Did they over-promise and under-perform? Perhaps, but you’d have to go look up who promised what and compare that with the actual effectiveness of the vaccine, and I’m not sure what the point of that would be.
There are multiple clear reasons to do this actually. We have COVID inquiries in my country the UK. Part of that is looking at excessive spending on unnecessary or inappropriate equipment and corruption with regards to spending. Looking at vaccine manufacturers is important as it’s the governments job to regulate these things. They are the ones who paid for the vaccines and determined who got what type of vaccine and in what order. If there was a possibility to vaccinate people faster and more efficiently more people could have survived and our economy might not be quite so bad. It’s also possible that serious side effects caused by the vaccines could have been reduced. We can and should hold both the NHS and the pharmaceutical companies accountable for what they have and haven’t done.
Furthermore we should continue pursuing improved vaccines in the name of eradicating the disease. There was talk of a new vaccine called nova vax.

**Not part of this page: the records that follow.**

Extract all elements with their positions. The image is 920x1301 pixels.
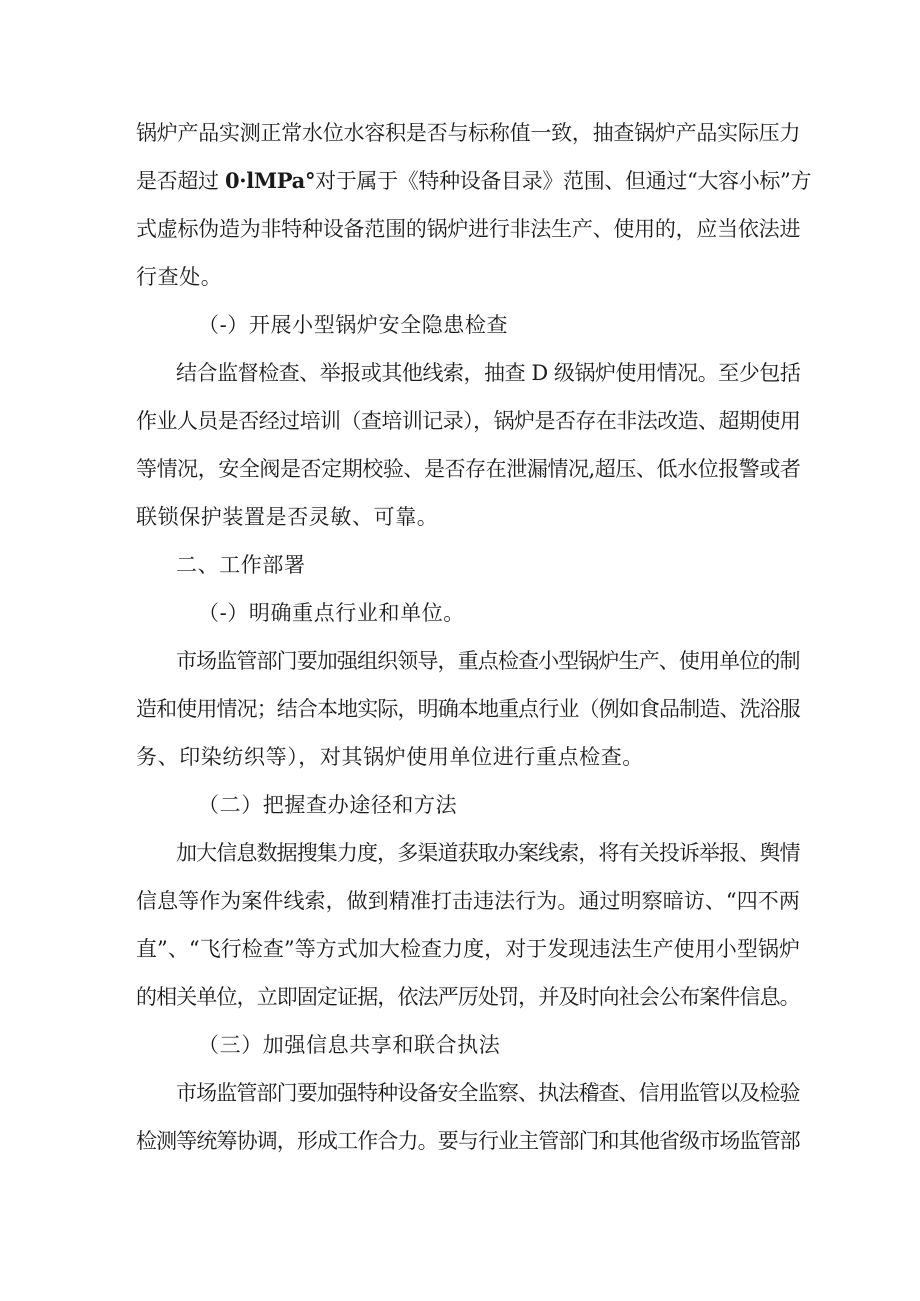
body-text-fragment: 是否超过 [136,169,219,193]
body-text-line: 市场监管部门要加强特种设备安全监察、执法稽查、信用监管以及检验 [176,1081,800,1105]
body-text-line: 等情况，安全阀是否定期校验、是否存在泄漏情况,超压、低水位报警或者 [136,457,801,481]
body-text-line: 务、印染纺织等），对其锅炉使用单位进行重点检查。 [136,745,644,769]
body-text-line: 式虚标伪造为非特种设备范围的锅炉进行非法生产、使用的，应当依法进 [136,217,801,241]
body-text-line: 直”、“飞行检查”等方式加大检查力度，对于发现违法生产使用小型锅炉 [136,937,801,961]
subsection-heading: （三）加强信息共享和联合执法 [198,1033,501,1057]
body-text-line: 的相关单位，立即固定证据，依法严厉处罚，并及时向社会公布案件信息。 [136,985,800,1009]
subsection-heading: （-）开展小型锅炉安全隐患检查 [198,313,509,337]
body-text-fragment: 对于属于《特种设备目录》范围、但通过“大容小标”方 [315,169,812,193]
body-text-line: 联锁保护装置是否灵敏、可靠。 [136,505,439,529]
subsection-heading: （二）把握查办途径和方法 [198,793,458,817]
body-text-line: 检测等统筹协调，形成工作合力。要与行业主管部门和其他省级市场监管部 [136,1129,800,1153]
body-text-line [136,166,811,196]
pressure-value: 0·lMPa° [225,168,316,193]
body-text-line: 加大信息数据搜集力度，多渠道获取办案线索，将有关投诉举报、舆情 [176,841,800,865]
subsection-heading: （-）明确重点行业和单位。 [198,601,465,625]
body-text-line: 结合监督检查、举报或其他线索，抽查 D 级锅炉使用情况。至少包括 [176,361,801,385]
section-heading: 二、工作部署 [176,553,306,577]
body-text-line: 信息等作为案件线索，做到精准打击违法行为。通过明察暗访、“四不两 [136,889,800,913]
body-text-line: 作业人员是否经过培训（查培训记录），锅炉是否存在非法改造、超期使用 [136,409,801,433]
body-text-line: 锅炉产品实测正常水位水容积是否与标称值一致，抽查锅炉产品实际压力 [136,121,801,145]
body-text-line: 造和使用情况；结合本地实际，明确本地重点行业（例如食品制造、洗浴服 [136,697,800,721]
body-text-line: 行查处。 [136,265,223,289]
body-text-line: 市场监管部门要加强组织领导，重点检查小型锅炉生产、使用单位的制 [176,649,800,673]
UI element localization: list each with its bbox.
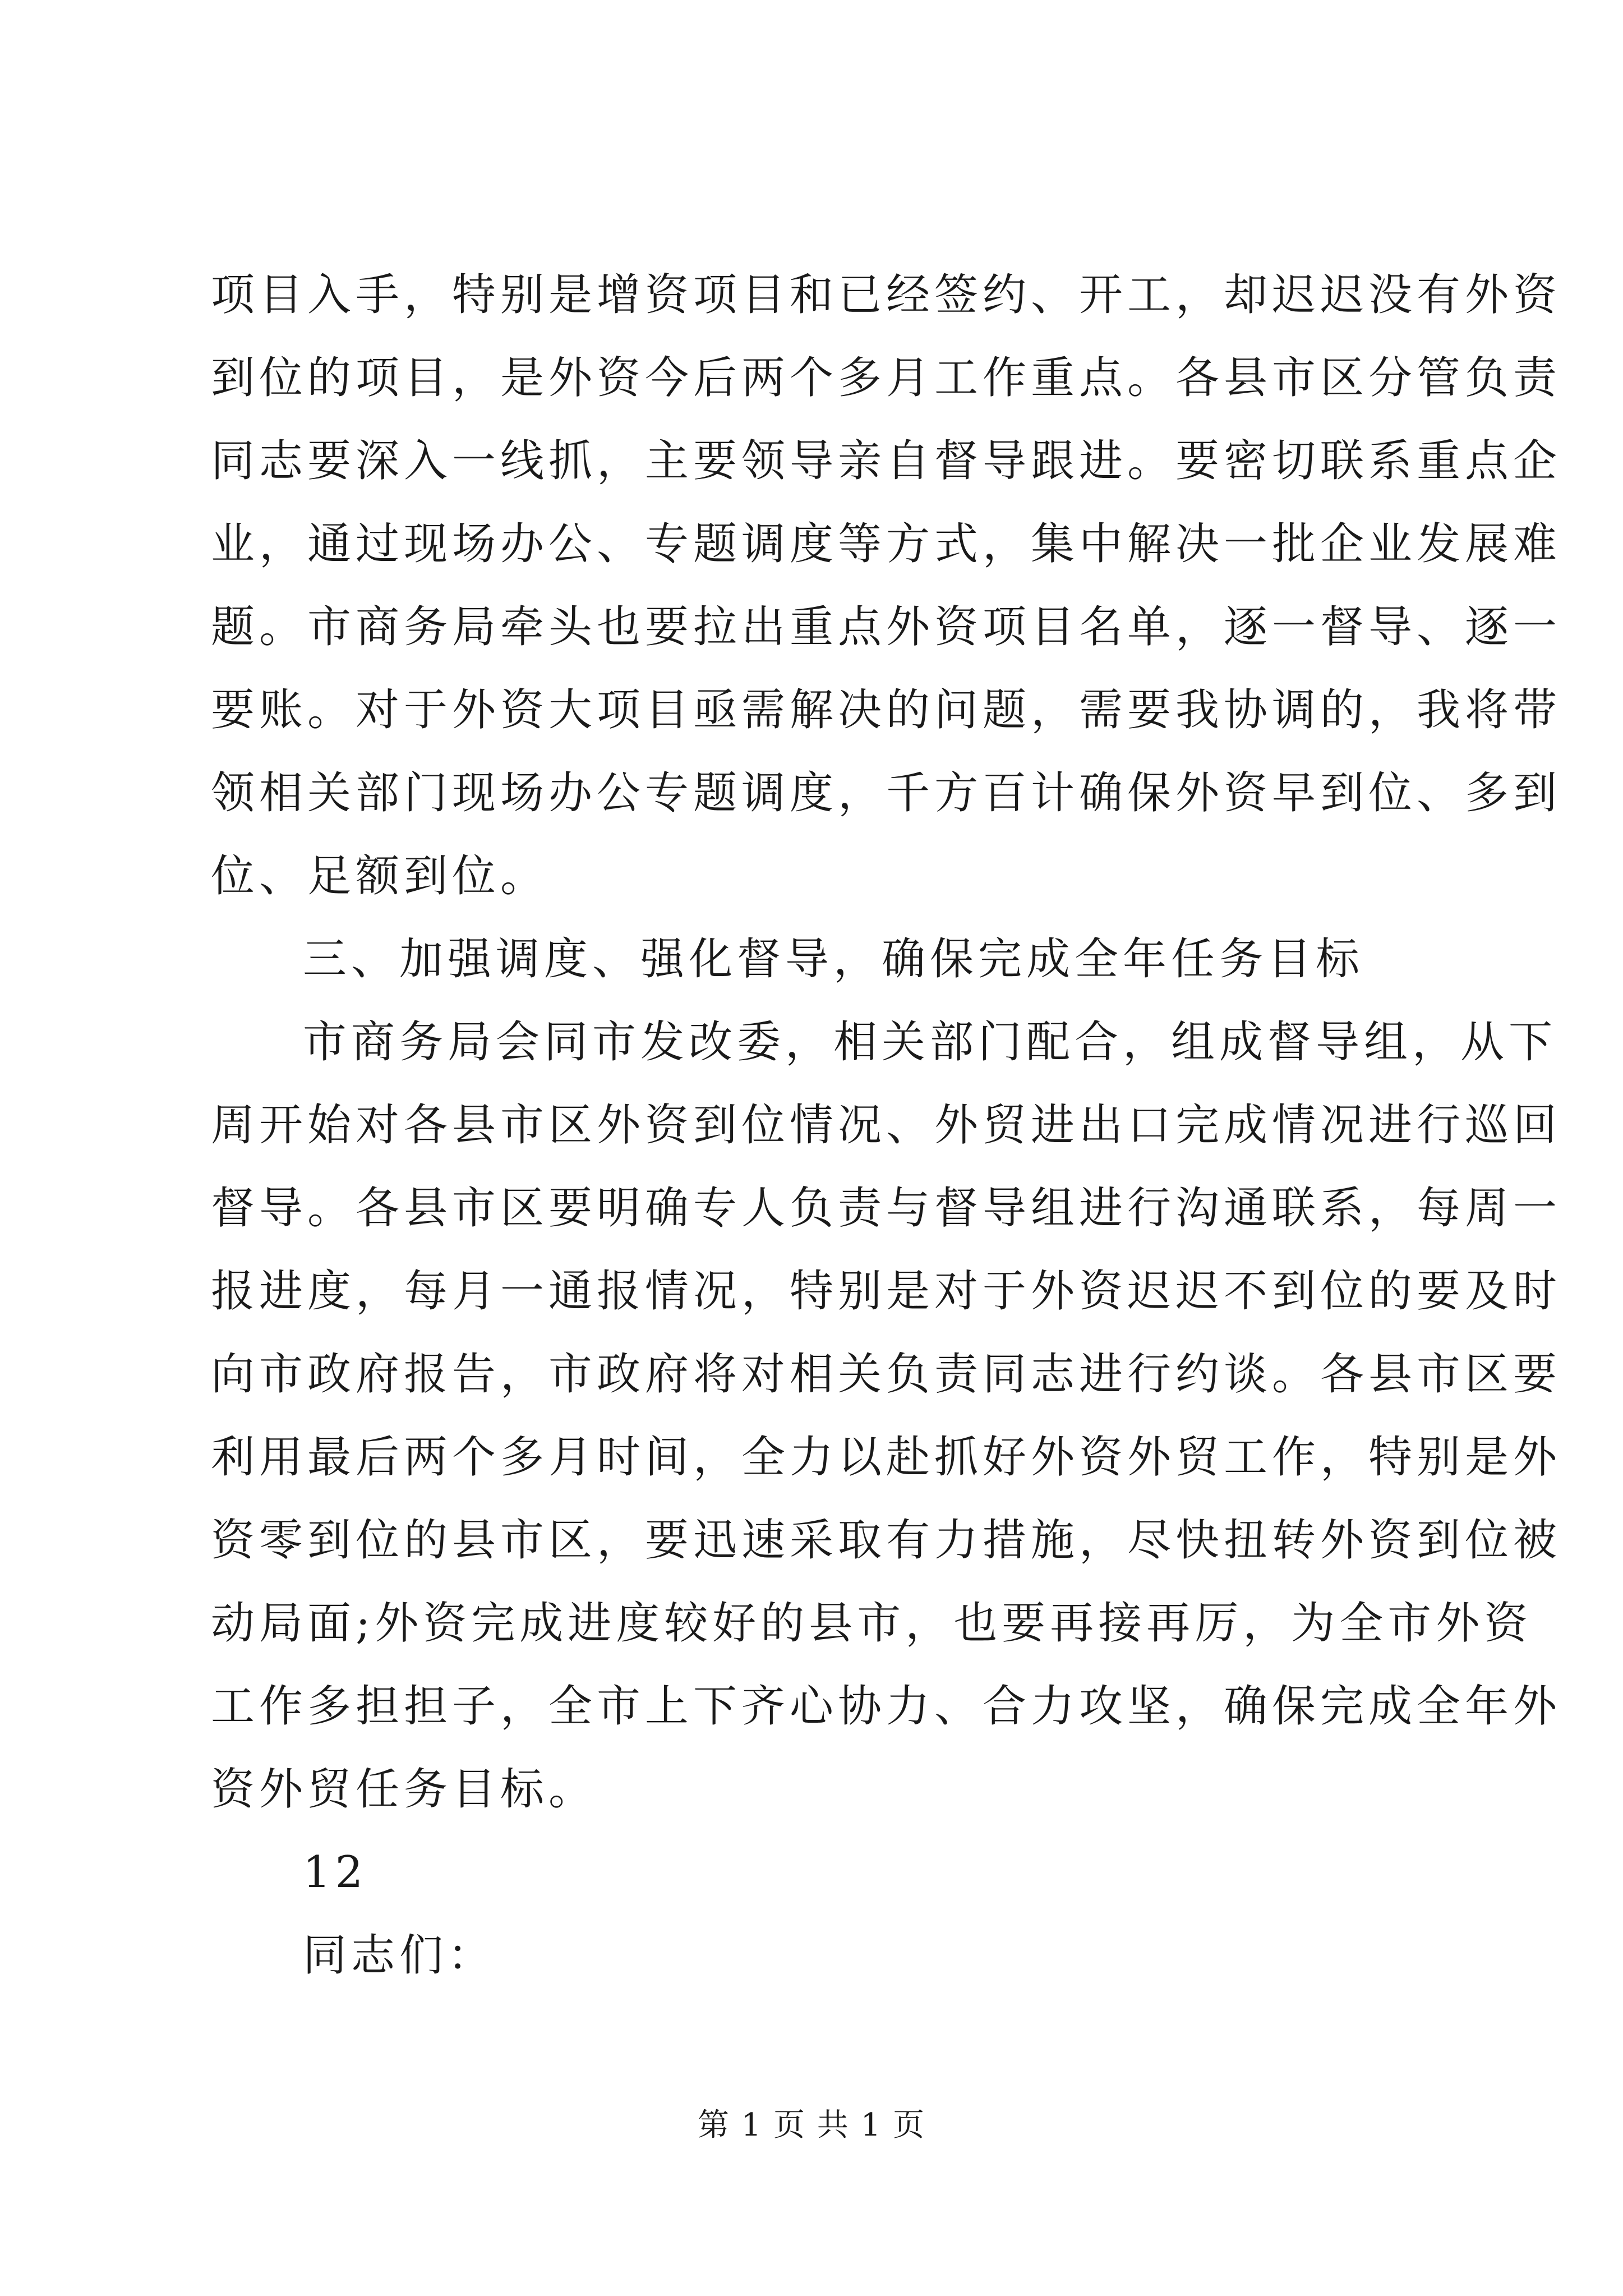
- salutation: 同志们：: [303, 1930, 496, 1981]
- text-line: 利用最后两个多月时间，全力以赴抓好外资外贸工作，特别是外: [211, 1432, 1562, 1483]
- text-line: 周开始对各县市区外资到位情况、外贸进出口完成情况进行巡回: [211, 1100, 1562, 1151]
- text-line: 项目入手，特别是增资项目和已经签约、开工，却迟迟没有外资: [211, 270, 1562, 320]
- text-line: 题。市商务局牵头也要拉出重点外资项目名单，逐一督导、逐一: [211, 602, 1562, 652]
- text-line: 业，通过现场办公、专题调度等方式，集中解决一批企业发展难: [211, 519, 1562, 569]
- text-line: 位、足额到位。: [211, 851, 549, 901]
- text-line: 同志要深入一线抓，主要领导亲自督导跟进。要密切联系重点企: [211, 436, 1562, 486]
- text-line: 督导。各县市区要明确专人负责与督导组进行沟通联系，每周一: [211, 1183, 1562, 1234]
- text-line: 要账。对于外资大项目亟需解决的问题，需要我协调的，我将带: [211, 685, 1562, 735]
- text-line: 向市政府报告，市政府将对相关负责同志进行约谈。各县市区要: [211, 1349, 1562, 1400]
- text-line: 报进度，每月一通报情况，特别是对于外资迟迟不到位的要及时: [211, 1266, 1562, 1317]
- text-line: 12: [303, 1847, 368, 1898]
- text-line: 领相关部门现场办公专题调度，千方百计确保外资早到位、多到: [211, 768, 1562, 818]
- text-line: 资零到位的县市区，要迅速采取有力措施，尽快扭转外资到位被: [211, 1515, 1562, 1566]
- section-heading: 三、加强调度、强化督导，确保完成全年任务目标: [303, 934, 1364, 984]
- text-line: 市商务局会同市发改委，相关部门配合，组成督导组，从下: [303, 1017, 1557, 1068]
- text-line: 资外贸任务目标。: [211, 1764, 597, 1815]
- text-line: 工作多担担子，全市上下齐心协力、合力攻坚，确保完成全年外: [211, 1681, 1562, 1732]
- text-line: 动局面;外资完成进度较好的县市，也要再接再厉，为全市外资: [211, 1598, 1533, 1649]
- text-line: 到位的项目，是外资今后两个多月工作重点。各县市区分管负责: [211, 353, 1562, 403]
- page-number-footer: 第 1 页 共 1 页: [697, 2107, 926, 2143]
- document-body: [211, 254, 1562, 1997]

I am now wondering what happened to it.
As for “absolving” people who didn’t get the vaccine. I am not sure what to say here. I don’t think you should guilt people over decisions they made about their own body. That’s a morally questionable thing to do. I say this as someone who got three shots of vaccine for COVID.
Your if it fully worked, the virus would have died out idea would only work if everyone in a population got vaccinated and that population didn’t have any contact with anywhere else where some people weren’t vaccinated. There weren’t any regions where everyone got vaccinated, so it’s not applicable to the real world.
Pretty sure this is a misunderstanding of epidemiology. To prevent an outbreak you need only get the r value below 1. The r value being the average number of people and infected person passes the disease onto. That’s why we were able to successfully eliminate smallpox and suppress measles and other common diseases in developed countries. Even in countries where most people got vaccinated for COVID like my home in the UK this did not happen. There are still outbreaks of the disease in places with high rates of vaccination. This tells me we are in need of either a better vaccine or a new strategy like anti virals. There was actually talk of improved vaccines like nova vax at one point.
COVID was more infectious than things like flu, and people who avoided the vaccine typically also were more likely to break lockdown and social distancing rules, so the r value managed to be close to/above one just from unvaccinated people (or people whose vaccines were for earlier strains) passing the virus on to other unvaccinated people. Breakthough cases obviously make things worse, but when one unvaccinated person typically passes it on to at least one other unvaccinated person, even if vaccinated people never got COVID again, it would still have stuck around, and that’s not the vaccine’s fault. A virus won’t go away until the r value is below one in all subpopulations.
The figures for effectiveness that were around 90% weren’t for getting the virus and passing it on, they were for getting enough of the virus to show symptoms, which for COVID, is more (hence why people kept spreading the virus and thinking they were fine). For a standard vaccine like an annual flu jab, that figure would only be around 70%. The figures that were around 99.99-100% were for effectiveness against serious infection needing breathing assistance. E.g. of the first 100,000 people in the AstraZeneca study, none of them needed breathing assistance from a COVID infection from the early strains that the initial version of that vaccine protected against. There’s never been a flu jab that effective.